Truth or consequences or neither

Michael Boskin, an economist at Stanford and head of the Council of Economic Advisers under President George H.W. Bush, has written a very important piece about abuse of data by governments. There is a long history of egregious abuse in some nations. As Boskin recalls:

When President George H.W. Bush sent me to help Mikhail Gorbachev with economic reform, I found out that the Soviet statistics office kept two sets of books: those they published, and those they actually believed (plus another for Stalin when he was alive).

And the U.S. government has not been immune from relatively minor abuses. “Every president is guilty of spinning unpleasant statistic,” says Boskin.
However, Boskin argues that President Obama has taken this phenomenon “to a new level.” Thus:

The administration has introduced the new notion of “jobs saved” to take credit where none was ever taken before. It seems continually to confuse gross and net numbers. For example, it misses the jobs lost or diverted by the fiscal stimulus. And along with the congressional leadership it hypes the number of “green jobs” likely to be created from the explosion of spending, subsidies, loans and mandates, while ignoring the job losses caused by its taxes, debt, regulations and diktats.
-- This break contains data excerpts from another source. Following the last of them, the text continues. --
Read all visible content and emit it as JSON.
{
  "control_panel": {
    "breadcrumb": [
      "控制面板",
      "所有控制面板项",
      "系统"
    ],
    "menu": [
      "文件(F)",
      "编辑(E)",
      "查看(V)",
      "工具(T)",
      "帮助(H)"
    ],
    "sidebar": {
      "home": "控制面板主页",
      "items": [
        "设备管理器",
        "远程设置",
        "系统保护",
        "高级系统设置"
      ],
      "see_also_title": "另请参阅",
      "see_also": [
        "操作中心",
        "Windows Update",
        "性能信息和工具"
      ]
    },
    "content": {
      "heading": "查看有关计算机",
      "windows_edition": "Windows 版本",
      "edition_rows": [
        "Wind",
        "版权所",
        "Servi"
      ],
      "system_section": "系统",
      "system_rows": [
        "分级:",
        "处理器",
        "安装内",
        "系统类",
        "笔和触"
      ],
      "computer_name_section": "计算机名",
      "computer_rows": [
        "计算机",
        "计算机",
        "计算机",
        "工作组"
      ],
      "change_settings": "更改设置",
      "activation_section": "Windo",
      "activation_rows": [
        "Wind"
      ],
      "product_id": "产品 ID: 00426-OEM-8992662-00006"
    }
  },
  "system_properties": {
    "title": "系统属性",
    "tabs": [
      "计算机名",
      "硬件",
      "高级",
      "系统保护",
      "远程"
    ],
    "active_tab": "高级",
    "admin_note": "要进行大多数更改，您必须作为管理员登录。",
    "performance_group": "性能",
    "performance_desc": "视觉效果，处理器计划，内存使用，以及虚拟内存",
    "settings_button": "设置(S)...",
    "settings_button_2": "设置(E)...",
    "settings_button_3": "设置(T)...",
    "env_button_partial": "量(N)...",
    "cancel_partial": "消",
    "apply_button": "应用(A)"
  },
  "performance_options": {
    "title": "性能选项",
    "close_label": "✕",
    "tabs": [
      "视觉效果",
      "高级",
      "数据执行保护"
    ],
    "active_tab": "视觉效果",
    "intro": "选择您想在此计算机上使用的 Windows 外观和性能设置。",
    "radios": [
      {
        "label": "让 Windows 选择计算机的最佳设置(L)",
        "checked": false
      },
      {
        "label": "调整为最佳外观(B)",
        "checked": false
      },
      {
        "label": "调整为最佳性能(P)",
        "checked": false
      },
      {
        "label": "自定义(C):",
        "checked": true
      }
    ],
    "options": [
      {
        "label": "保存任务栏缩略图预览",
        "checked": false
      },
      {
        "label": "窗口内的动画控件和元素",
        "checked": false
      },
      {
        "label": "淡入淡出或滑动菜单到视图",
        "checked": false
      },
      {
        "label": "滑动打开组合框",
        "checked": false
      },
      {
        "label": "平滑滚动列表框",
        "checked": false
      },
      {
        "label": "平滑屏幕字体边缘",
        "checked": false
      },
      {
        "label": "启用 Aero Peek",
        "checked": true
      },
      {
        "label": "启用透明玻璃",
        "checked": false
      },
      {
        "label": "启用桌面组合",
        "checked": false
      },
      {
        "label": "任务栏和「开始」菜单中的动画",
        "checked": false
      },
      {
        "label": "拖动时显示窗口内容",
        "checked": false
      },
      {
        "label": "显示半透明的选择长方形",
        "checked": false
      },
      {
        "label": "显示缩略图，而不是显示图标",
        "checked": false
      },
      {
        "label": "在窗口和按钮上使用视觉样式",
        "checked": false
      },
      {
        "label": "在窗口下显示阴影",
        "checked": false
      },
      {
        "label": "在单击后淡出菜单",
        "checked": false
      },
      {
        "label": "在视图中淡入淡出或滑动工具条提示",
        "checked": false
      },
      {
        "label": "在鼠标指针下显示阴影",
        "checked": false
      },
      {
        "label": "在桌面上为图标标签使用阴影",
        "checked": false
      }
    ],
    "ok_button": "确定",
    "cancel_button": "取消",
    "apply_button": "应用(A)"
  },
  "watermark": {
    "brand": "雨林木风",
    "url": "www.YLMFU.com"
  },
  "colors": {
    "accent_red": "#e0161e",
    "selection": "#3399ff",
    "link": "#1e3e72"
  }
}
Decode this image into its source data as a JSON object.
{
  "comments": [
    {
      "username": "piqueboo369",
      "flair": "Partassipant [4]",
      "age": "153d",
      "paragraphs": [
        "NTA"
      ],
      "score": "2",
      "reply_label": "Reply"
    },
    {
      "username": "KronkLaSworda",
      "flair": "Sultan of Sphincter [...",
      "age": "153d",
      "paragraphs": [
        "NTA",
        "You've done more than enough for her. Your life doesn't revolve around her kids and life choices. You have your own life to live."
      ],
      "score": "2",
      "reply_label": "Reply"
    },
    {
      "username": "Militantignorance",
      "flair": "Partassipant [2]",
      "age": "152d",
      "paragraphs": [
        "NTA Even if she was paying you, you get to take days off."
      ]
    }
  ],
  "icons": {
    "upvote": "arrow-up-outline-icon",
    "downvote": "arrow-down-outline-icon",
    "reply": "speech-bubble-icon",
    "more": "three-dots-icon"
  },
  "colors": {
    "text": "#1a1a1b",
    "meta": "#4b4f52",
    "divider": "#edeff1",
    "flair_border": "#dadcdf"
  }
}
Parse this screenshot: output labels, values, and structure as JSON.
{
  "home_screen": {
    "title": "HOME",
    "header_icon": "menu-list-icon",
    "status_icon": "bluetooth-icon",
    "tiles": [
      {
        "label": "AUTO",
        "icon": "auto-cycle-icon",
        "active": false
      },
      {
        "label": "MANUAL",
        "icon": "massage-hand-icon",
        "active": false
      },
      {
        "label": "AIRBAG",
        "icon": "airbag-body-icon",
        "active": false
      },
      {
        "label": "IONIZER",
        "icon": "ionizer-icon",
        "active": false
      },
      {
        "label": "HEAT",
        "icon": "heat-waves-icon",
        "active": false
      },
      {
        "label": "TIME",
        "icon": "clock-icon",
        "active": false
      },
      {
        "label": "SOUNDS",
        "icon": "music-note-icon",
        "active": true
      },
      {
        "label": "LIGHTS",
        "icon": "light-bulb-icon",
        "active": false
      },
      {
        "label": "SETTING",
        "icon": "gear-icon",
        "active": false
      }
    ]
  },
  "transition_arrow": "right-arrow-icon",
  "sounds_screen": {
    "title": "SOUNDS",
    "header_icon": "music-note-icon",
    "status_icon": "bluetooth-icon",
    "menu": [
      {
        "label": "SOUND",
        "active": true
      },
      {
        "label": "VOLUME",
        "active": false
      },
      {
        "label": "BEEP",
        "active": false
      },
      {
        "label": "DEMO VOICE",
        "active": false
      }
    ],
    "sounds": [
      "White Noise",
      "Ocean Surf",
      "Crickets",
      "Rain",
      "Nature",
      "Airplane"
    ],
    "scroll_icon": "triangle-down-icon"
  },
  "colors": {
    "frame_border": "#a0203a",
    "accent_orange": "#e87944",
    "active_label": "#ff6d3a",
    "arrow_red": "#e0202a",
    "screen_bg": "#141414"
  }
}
Another of Boskin’s several examples relates to health care reform:

Even more blatant is the numbers game being used to justify health-insurance reform legislation, which claims to greatly expand coverage, decrease health-insurance costs, and reduce the deficit. That magic flows easily from counting 10 years of dubious Medicare “savings” and tax hikes, but only six years of spending; assuming large cuts in doctor reimbursements that later will be cancelled; and making the states (other than Sen. Ben Nelson’s Nebraska) pay a big share of the cost by expanding Medicaid eligibility. The Medicare “savings” and payroll tax hikes are counted twice–first to help pay for expanded coverage, and then to claim to extend the life of Medicare.

The damage from Obama’s abuse of data is not limited to the likelihood that bad decisions have been, and will be, implemented under false pretenses. The greater damage is to the credibility of the office Obama holds. As Boskin puts it, “squandering. . .credibility with these numbers games will only make it more difficult for our elected leaders to enlist support for difficult decisions from a public increasingly inclined to disbelieve them.”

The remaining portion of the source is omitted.